The argument can be done without going via the complement, but is rather messier since the “blowing-up” process does not preserve clique and chromatic numbers in the original graph.

I will conclude with an open problem. There are two other graphs that are similarly defined on a group G (I will restrict to groups here, since I have no idea what is possible in more general cases):

• the enhanced power graph, in which x and y are joined if they are both powers of an element z;
• the commuting graph, in which x and y are joined if xy = yx.

The power graph is a spanning subgraph of the enhanced power graph, which is itself a spanning subgraph of the commuting graph.

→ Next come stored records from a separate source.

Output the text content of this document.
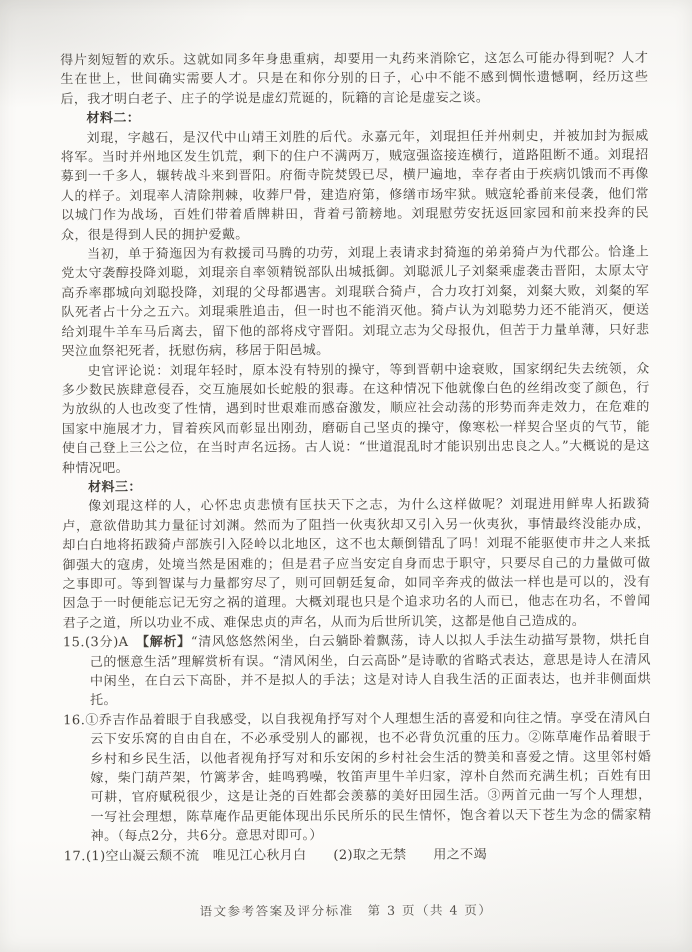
得片刻短暂的欢乐。这就如同多年身患重病，却要用一丸药来消除它，这怎么可能办得到呢？人才生在世上，世间确实需要人才。只是在和你分别的日子，心中不能不感到惆怅遗憾啊，经历这些后，我才明白老子、庄子的学说是虚幻荒诞的，阮籍的言论是虚妄之谈。

材料二：

刘琨，字越石，是汉代中山靖王刘胜的后代。永嘉元年，刘琨担任并州刺史，并被加封为振威将军。当时并州地区发生饥荒，剩下的住户不满两万，贼寇强盗接连横行，道路阻断不通。刘琨招募到一千多人，辗转战斗来到晋阳。府衙寺院焚毁已尽，横尸遍地，幸存者由于疾病饥饿而不再像人的样子。刘琨率人清除荆棘，收葬尸骨，建造府第，修缮市场牢狱。贼寇轮番前来侵袭，他们常以城门作为战场，百姓们带着盾牌耕田，背着弓箭耪地。刘琨慰劳安抚返回家园和前来投奔的民众，很是得到人民的拥护爱戴。

当初，单于猗迤因为有救援司马腾的功劳，刘琨上表请求封猗迤的弟弟猗卢为代郡公。恰逢上党太守袭醇投降刘聪，刘琨亲自率领精锐部队出城抵御。刘聪派儿子刘粲乘虚袭击晋阳，太原太守高乔率郡城向刘聪投降，刘琨的父母都遇害。刘琨联合猗卢，合力攻打刘粲，刘粲大败，刘粲的军队死者占十分之五六。刘琨乘胜追击，但一时也不能消灭他。猗卢认为刘聪势力还不能消灭，便送给刘琨牛羊车马后离去，留下他的部将戍守晋阳。刘琨立志为父母报仇，但苦于力量单薄，只好悲哭泣血祭祀死者，抚慰伤病，移居于阳邑城。

史官评论说：刘琨年轻时，原本没有特别的操守，等到晋朝中途衰败，国家纲纪失去统领，众多少数民族肆意侵吞，交互施展如长蛇般的狠毒。在这种情况下他就像白色的丝绢改变了颜色，行为放纵的人也改变了性情，遇到时世艰难而感奋激发，顺应社会动荡的形势而奔走效力，在危难的国家中施展才力，冒着疾风而彰显出刚劲，磨砺自己坚贞的操守，像寒松一样契合坚贞的气节，能使自己登上三公之位，在当时声名远扬。古人说：“世道混乱时才能识别出忠良之人。”大概说的是这种情况吧。

材料三：

像刘琨这样的人，心怀忠贞悲愤有匡扶天下之志，为什么这样做呢？刘琨进用鲜卑人拓跋猗卢，意欲借助其力量征讨刘渊。然而为了阻挡一伙夷狄却又引入另一伙夷狄，事情最终没能办成，却白白地将拓跋猗卢部族引入陉岭以北地区，这不也太颠倒错乱了吗！刘琨不能驱使市井之人来抵御强大的寇虏，处境当然是困难的；但是君子应当安定自身而忠于职守，只要尽自己的力量做可做之事即可。等到智谋与力量都穷尽了，则可回朝廷复命，如同辛奔戎的做法一样也是可以的，没有因急于一时便能忘记无穷之祸的道理。大概刘琨也只是个追求功名的人而已，他志在功名，不曾闻君子之道，所以功业不成、难保忠贞的声名，从而为后世所讥笑，这都是他自己造成的。

15.(3分)A　 【解析】“清风悠悠然闲坐，白云躺卧着飘荡，诗人以拟人手法生动描写景物，烘托自己的惬意生活”理解赏析有误。“清风闲坐，白云高卧”是诗歌的省略式表达，意思是诗人在清风中闲坐，在白云下高卧，并不是拟人的手法；这是对诗人自我生活的正面表达，也并非侧面烘托。

16.①乔吉作品着眼于自我感受，以自我视角抒写对个人理想生活的喜爱和向往之情。享受在清风白云下安乐窝的自由自在，不必承受别人的鄙视，也不必背负沉重的压力。②陈草庵作品着眼于乡村和乡民生活，以他者视角抒写对和乐安闲的乡村社会生活的赞美和喜爱之情。这里邻村婚嫁，柴门葫芦架，竹篱茅舍，蛙鸣鸦噪，牧笛声里牛羊归家，淳朴自然而充满生机；百姓有田可耕，官府赋税很少，这是让尧的百姓都会羡慕的美好田园生活。③两首元曲一写个人理想，一写社会理想，陈草庵作品更能体现出乐民所乐的民生情怀，饱含着以天下苍生为念的儒家精神。（每点2分，共6分。意思对即可。）

17.(1)空山凝云颓不流　唯见江心秋月白　　(2)取之无禁　　用之不竭

语文参考答案及评分标准　第 3 页（共 4 页）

Neither of these two graphs is perfect in general. For the commuting graph, take the symmetric group of degree 5, and consider the five transpositions (1,2), (3,4), (5,1), (2,3), (4,5). The induced subgraph is a 5-cycle, which has clique number 2 and chromatic number 3. For the enhanced power graph, replace transpositions by cycles of pairwise coprime length (in a larger symmetric group) with the same intersection pattern, noting that elements of coprime orders in a group commute if and only if they are both powers of a single element, their product.)

Problem For which groups is the enhanced power graph perfect? For which groups is the commuting graph perfect?

In my paper with Ghodratallah Aalipour, Saieed Akbari, Reza Nikandish and Farzad Shaveisi, we determined the groups in which either the enhanced power graph or the commuting graph is equal to the power graph; they obviously satisfy the condition. What other groups can occur?